Hoje, fumei um cigarro.
Emprestaram-me o isqueiro,
deram-me o invólucro branco-laranja,
e foi com a alma em franja
que cheguei à sala do fumeiro
e entre a impestação alheia por catarro
me esfumarava inteiro.

Entrou uma mulher;
"Tem lume?" - mordendo o cigarro ao meu fogo ofertado
"Sim" - passando-lhe para a mão o mecanismo emprestado
Surpresa, não se conteve; "Julguei ser um cavalheiro!"
Rindo-me retorqui, com o meu ar mais matreiro:
"Que maior confiança deposito que ter na mão o meu isqueiro?"

É que nestas convenções de cavalheiros
escondem-se sagazes predadores de atenção,
mas são os que não procuram ser certeiros
que guardam os melhores sorrisos
no coração!


Rui Diniz

27 agosto, 2006

Apresentação do Livro + Audiobook "Corte d'El-Rei"

Confesso que quando a Celeste e o "Tó" insistiram que devia haver uma apresentação oficial para o livro, aceitei com reservas. Na minha cabeça desenolou-se um filme protocolar de grande rigidez e um ambiente formal centrado numa figura egoica que, apesar da alusão a El-Rei (que parte de uma eterna questão relacionada com o nome Diniz), não sou. Mais: a fazer-se teria de ser assegurado que este não era o lançamento de um Rui Diniz no mundo literário com pompa e circunstância nada enquadrados com a minha forma de viver e esquecendo-se da verdadeira essência desta edição e da sua intenção - fazer chegar o trabalho excelente do Luiz Gaspar na área da declamação e leitura e incentivar outras pessoas a declamar e com isso aprenderem a retirar prazer da poesia lida.

Preocupações vãs originadas por uma especulação inútil.

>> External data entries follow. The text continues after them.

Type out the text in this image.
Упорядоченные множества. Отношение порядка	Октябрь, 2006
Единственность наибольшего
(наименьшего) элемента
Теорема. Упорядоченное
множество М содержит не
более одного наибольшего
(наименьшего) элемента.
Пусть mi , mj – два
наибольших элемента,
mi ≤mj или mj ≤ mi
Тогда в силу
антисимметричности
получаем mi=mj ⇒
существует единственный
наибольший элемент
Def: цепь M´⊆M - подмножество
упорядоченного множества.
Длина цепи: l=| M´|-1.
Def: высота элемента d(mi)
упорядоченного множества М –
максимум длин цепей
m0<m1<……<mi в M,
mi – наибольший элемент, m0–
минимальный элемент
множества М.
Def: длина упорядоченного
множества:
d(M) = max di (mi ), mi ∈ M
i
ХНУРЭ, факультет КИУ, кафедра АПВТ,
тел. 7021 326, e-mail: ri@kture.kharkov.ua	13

Tudo foi maravilhoso, bem para além do que a minha imaginação poderia alcançar. O Luiz não pôde estar presente mas o seu trabalho foi devida e honrosamente felicitado. Falou-se da intenção que esta obra transporta e da importância de ler a musicalidade na poesia - até inclusivamente exemplificada por uma declamação in loco do meu amigo Dinis Cortes - e por fim sim, falou-se de mim, com um carinho que me deixou rendido à ocasião.

Que a poesia e a declamação vivam muitos dias destes!
Agradecido a todos
por tudo.



António Melenas, que apresentou o livro, e eu em pose "fotogénica" :-)

20 agosto, 2006

Livro + Audiobook "Corte d'El-Rei"

Ouça a apresentação de António Melenas (Obrigado António!) clicando aqui.

O livro da "Corte d'El-Rei" incluindo CD de MP3 com as leituras integrais pela sublime voz de Luiz Gaspar e adoçados pelo piano simplista de Justin Bianco já se encontra disponível.

O preço de livro + CD é de €15 já incluindo portes. Poderá solicitar o envio à cobrança ou, se preferir, o pagamento por transferência bancária com envio posterior.
Se desejar comprar um exemplar, escreva-me para rpfdiniz@gmail.com indicando qual o método de pagamento preferido bem como a morada de destino para onde remeter o exemplar adquirido.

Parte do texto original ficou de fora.